From Home Furnishing Business
Take 5: Farooq Kathwari
This month's Take 5 poses a few big-picture questions for Ethan Allen CEO Farooq Kathwari. With stores and operations across the world, we thought he'd have a good "global" view of what's coming up next year.
Home Furnishings Business: Are you a Bull or a Bear when it comes to next year's industry forecast? Explain.
Farooq Kathwari: I am an optimist by nature, and I am cautiously optimistic about the industry in general.
The road out of the Great Recession has been a journey of slow but also steady progress. Regardless of which way the economy swings, however, I see a bright green light for Ethan Allen. We are currently introducing hundreds of new products we call The Next Classics that are doing very well with our core clients and also a new generation of shoppers.
We have revamped our online and in-store retailing experiences. We have built upon our unique, vertically integrated business model that has always delivered exceptional quality and value by bringing even more of our manufacturing back into our North American workshops. We are updating and right-sizing our domestic design centers, and taking our message and retail footprint to more and more markets internationally. Ethan Allen is America’s classic design brand, and that’s a timeless idea that travels well, especially today.
HFB: What is the one thing that could make or break next year for the furniture industry?
Kathwari: I don’t think there’s any such thing as one event that makes or breaks an entire industry, whether it’s ours or anyone else’s. The smart players will always anticipate and adjust to change.
Consumer confidence of course is an important criterion we look at. When it's negatively impacted by domestic or international issues, it holds people back from discretionary spending. Having said that, people are impacted, but with so much negative news, they pay attention, but not as much attention.
HFB: Is there anything you've seen on the global economic horizon that the furniture industry should worry about in 2015?
Kathwari: The era of globalization and commoditization has impacted our industry in the last 12 to 15 years.
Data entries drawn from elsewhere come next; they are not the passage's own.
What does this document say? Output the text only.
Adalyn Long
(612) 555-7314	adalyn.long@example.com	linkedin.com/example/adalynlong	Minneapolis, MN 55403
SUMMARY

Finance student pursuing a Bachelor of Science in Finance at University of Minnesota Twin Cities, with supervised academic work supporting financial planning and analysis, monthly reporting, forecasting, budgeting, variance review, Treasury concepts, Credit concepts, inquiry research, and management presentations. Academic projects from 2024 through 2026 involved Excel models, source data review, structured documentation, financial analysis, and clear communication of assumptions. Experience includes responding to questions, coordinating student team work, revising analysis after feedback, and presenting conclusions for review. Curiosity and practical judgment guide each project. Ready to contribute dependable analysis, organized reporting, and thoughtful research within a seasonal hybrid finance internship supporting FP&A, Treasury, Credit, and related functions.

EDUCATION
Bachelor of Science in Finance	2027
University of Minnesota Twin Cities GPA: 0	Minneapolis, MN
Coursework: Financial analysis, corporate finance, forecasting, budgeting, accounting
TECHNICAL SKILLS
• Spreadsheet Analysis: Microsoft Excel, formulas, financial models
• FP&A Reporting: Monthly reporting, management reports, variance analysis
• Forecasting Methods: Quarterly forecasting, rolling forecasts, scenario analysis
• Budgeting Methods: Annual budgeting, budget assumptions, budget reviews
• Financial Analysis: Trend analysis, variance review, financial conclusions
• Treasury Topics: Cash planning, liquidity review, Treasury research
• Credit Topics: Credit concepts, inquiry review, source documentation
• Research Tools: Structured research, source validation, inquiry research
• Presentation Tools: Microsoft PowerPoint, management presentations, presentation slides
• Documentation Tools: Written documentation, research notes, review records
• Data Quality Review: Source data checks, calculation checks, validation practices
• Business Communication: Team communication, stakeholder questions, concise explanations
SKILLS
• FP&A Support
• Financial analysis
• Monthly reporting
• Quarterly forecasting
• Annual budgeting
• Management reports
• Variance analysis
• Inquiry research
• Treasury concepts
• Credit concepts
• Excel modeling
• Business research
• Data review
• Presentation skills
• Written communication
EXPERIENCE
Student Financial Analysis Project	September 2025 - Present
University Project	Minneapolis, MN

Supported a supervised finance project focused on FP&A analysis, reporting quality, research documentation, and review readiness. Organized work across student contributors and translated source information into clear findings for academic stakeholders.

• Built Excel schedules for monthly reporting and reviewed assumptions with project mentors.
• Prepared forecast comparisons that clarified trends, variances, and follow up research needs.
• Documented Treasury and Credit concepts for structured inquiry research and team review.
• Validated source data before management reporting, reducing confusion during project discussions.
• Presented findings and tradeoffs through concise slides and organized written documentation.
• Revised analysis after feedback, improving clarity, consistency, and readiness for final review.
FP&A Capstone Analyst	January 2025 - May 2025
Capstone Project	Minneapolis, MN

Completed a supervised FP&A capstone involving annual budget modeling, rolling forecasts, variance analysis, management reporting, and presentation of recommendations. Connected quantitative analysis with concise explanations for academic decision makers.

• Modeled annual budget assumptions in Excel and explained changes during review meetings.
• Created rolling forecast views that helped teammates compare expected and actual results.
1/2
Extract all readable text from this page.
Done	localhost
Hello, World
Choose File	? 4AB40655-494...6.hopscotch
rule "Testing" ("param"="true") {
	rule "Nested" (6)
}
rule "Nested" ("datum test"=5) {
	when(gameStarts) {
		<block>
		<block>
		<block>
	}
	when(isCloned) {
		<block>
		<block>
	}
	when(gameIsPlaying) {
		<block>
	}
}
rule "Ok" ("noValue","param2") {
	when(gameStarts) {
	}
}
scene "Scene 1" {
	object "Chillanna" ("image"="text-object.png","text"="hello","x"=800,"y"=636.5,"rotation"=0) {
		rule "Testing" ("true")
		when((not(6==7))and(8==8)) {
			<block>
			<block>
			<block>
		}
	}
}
I believe that major changes include more balancing of sourcing.
We are focused on consolidating more and more of our manufacturing back here in North America, building on our strength as America’s classic design brand.
Global events also relate to consumer confidence. We're confident, though—right now we have 73 locations in China, and in a few days I'm going to the opening of another (Ethan Allen) Design Center in Dubai.
HFB: What kind of reputation do U.S. businesses have around the world?
Kathwari: The reputation is mixed.
On one hand, American business has created major innovations in many areas and has established great operating precedents to follow. On the other hand, short-term focus of being a public company is viewed as not helping create long-term growth. America also reflects in its diversity the microcosms of the world, which brings ideas and people to America.
All in all, the reputation of American business is good, and that's because of innovation. At Ethan Allen, we've set up operations in Mexico and Honduras, where we established similar environmental and safety standards to those we use in the U.S.
But if you move from country to country to country to get an advantage, the people there start to think you're just a mercenary.
HFB: We're coming out of a contentious mid-term election that tipped the scales in the Republican party's favor to a level we haven't seen since 1994.
Conventional wisdom says election season is bad for retail, but now that this one is over, do you have any thoughts on how the results from Nov. 4 will affect consumer appetites for home furnishings?
Kathwari: I am glad the elections are over, as major and consistent negative advertising impacts on consumer attitudes and confidence. I believe consumers understand home is a “haven” from all the turmoil of the world and to have a happy and a beautiful home is a “luxury” they cannot afford to miss.
The national mood reflects a great desire for the political bodies and executive branch to solve problems rather than work against each other.